There’s also some evidence that really ramming down a lot of carbs can help if fast (i.e., in less than eight hours) recovery is a top priority. The typical advice is to aim for about 50 grams of carbohydrate every two hours post-workout; but doubling that to 50 grams every hour for the first four hours seems to boost glycogen storage rates by 30 to 50 per cent. For reference, a PowerBar energy bar has 43 grams of carbs.

 

The authors have some sage advice about alcohol. It’s true that a few studies have suggested that alcohol slows the rate of glycogen storage after exercise. “However,” they write, “the most important effects of alcohol intake on refuelling (and other recovery issues) is through a reduced ability, or interest, to implement sports nutrition goals and sensible lifestyle choices.”

 

As for carbohydrate loading (or “glycogen supercompensation,” as they call it), the current evidence seems to suggest that you need 36 to 48 hours after your final workout to fully top up the glycogen stores in your muscles.

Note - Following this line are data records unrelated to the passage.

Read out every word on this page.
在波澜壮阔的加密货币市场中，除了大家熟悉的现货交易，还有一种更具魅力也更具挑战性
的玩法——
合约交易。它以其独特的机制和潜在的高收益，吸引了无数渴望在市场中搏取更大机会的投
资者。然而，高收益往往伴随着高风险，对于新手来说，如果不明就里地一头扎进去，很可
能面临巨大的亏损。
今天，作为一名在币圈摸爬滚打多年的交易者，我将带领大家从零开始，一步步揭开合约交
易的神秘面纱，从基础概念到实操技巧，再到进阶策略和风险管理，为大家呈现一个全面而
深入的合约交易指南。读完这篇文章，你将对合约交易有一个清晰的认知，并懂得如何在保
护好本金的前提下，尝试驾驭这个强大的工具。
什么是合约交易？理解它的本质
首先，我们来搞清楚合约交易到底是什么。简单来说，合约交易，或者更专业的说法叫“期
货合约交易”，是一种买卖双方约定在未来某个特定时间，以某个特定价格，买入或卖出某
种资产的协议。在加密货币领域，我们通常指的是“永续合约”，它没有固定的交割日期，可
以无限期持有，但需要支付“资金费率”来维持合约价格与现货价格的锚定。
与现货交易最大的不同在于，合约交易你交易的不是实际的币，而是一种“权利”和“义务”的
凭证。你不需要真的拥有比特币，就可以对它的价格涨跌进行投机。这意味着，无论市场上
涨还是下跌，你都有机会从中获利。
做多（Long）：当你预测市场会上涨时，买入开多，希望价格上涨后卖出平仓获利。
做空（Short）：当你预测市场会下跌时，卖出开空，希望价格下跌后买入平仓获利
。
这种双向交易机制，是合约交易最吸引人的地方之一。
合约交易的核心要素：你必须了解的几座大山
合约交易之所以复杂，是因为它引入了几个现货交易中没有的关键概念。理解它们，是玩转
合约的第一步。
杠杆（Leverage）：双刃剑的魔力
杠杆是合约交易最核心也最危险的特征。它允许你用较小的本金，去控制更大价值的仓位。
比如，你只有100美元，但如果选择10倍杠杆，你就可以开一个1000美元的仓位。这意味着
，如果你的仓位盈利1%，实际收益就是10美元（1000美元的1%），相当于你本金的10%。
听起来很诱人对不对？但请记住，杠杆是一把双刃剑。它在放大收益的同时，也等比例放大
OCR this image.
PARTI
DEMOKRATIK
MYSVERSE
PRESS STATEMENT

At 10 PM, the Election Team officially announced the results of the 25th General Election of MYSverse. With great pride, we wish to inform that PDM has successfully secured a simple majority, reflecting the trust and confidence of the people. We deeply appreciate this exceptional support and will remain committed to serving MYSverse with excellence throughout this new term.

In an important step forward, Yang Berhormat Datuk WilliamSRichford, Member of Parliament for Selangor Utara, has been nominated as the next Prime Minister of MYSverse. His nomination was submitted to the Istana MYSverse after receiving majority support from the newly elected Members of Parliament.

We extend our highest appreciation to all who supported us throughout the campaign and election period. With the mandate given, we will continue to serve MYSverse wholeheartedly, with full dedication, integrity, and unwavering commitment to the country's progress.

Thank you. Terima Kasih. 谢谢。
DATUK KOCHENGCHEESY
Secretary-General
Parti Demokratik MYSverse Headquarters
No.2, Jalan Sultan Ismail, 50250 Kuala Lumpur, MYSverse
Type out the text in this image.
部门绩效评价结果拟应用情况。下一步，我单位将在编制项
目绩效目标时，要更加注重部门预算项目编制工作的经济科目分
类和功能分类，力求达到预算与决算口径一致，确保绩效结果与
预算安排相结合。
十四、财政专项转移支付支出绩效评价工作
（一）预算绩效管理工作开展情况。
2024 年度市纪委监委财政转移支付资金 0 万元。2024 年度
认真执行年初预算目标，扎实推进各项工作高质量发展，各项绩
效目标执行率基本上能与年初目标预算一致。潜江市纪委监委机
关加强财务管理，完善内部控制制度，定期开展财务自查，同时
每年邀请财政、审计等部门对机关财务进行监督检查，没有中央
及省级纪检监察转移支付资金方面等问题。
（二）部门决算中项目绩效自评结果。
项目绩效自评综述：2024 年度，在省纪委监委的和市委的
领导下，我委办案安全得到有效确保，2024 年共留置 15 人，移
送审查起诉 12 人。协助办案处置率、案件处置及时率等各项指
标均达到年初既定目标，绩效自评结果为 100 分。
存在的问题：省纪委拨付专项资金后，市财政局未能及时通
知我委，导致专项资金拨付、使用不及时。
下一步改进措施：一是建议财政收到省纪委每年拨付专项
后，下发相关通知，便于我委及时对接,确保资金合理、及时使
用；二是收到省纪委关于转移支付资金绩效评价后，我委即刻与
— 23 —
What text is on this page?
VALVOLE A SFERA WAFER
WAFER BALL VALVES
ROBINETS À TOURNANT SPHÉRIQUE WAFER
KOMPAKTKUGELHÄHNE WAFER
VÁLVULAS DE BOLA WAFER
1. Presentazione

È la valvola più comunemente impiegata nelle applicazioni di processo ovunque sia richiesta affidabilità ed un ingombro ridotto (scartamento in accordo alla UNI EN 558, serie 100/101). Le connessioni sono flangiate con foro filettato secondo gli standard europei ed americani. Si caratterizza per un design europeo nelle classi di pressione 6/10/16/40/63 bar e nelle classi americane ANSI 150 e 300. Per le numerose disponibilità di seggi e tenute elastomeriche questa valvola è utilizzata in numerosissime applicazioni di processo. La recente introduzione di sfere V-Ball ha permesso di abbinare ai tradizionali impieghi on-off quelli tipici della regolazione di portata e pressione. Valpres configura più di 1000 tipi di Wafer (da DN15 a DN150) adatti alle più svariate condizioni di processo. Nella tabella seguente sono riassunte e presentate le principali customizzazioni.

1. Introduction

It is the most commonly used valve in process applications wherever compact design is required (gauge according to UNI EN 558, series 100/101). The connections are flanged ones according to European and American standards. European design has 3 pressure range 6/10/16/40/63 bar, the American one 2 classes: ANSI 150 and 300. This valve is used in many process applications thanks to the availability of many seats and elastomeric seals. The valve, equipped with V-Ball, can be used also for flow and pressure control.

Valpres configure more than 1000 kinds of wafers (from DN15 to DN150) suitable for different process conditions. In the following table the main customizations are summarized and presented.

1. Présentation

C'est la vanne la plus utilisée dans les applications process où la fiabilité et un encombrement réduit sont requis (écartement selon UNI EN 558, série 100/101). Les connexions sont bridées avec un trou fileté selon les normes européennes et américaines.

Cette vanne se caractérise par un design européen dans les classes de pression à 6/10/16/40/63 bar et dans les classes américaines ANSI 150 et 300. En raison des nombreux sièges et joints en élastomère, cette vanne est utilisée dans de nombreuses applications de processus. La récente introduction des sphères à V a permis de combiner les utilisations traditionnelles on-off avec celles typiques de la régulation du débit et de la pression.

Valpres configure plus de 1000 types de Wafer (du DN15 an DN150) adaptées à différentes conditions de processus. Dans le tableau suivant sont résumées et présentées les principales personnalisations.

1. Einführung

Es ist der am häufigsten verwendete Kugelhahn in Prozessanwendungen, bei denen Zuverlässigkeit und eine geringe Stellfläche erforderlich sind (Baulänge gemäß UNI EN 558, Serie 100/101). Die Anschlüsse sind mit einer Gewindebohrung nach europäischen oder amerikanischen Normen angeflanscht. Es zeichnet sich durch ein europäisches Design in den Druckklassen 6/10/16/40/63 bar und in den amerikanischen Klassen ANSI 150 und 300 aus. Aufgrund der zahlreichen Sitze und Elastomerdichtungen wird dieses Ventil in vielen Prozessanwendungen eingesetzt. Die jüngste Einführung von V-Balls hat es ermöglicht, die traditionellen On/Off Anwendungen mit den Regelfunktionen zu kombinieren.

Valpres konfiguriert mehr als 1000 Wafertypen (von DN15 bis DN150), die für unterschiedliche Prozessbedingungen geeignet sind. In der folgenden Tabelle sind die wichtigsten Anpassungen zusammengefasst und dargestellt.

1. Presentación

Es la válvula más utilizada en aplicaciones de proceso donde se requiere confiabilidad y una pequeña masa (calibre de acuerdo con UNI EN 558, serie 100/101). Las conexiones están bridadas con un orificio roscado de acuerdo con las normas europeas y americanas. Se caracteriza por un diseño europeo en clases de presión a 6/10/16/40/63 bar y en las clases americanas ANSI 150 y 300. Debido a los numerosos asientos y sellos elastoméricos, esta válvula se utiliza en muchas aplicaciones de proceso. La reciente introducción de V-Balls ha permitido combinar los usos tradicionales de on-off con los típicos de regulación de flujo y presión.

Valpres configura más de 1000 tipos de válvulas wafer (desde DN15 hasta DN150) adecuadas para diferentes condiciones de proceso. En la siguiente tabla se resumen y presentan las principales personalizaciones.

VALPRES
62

During that time, you aim to take in more than 8 grams of carbohydrate per kilogram per day; I won’t do the maths here, but suffice to say it’s a lot, and will probably require downing some sugary sports drinks to make it all fit.

The overall point to emphasise here is to match your carbohydrate intake to your exercise or competition goals.

 

Stuffing your face with sugary “recovery” products immediately after a workout isn’t necessarily helpful if you’re not planning to exercise again until the next day (especially if the next day’s session is a relatively easy one) – and it can be counter-productive if those recovery kilojoules displace real food that you would have eaten had you waited until the next meal.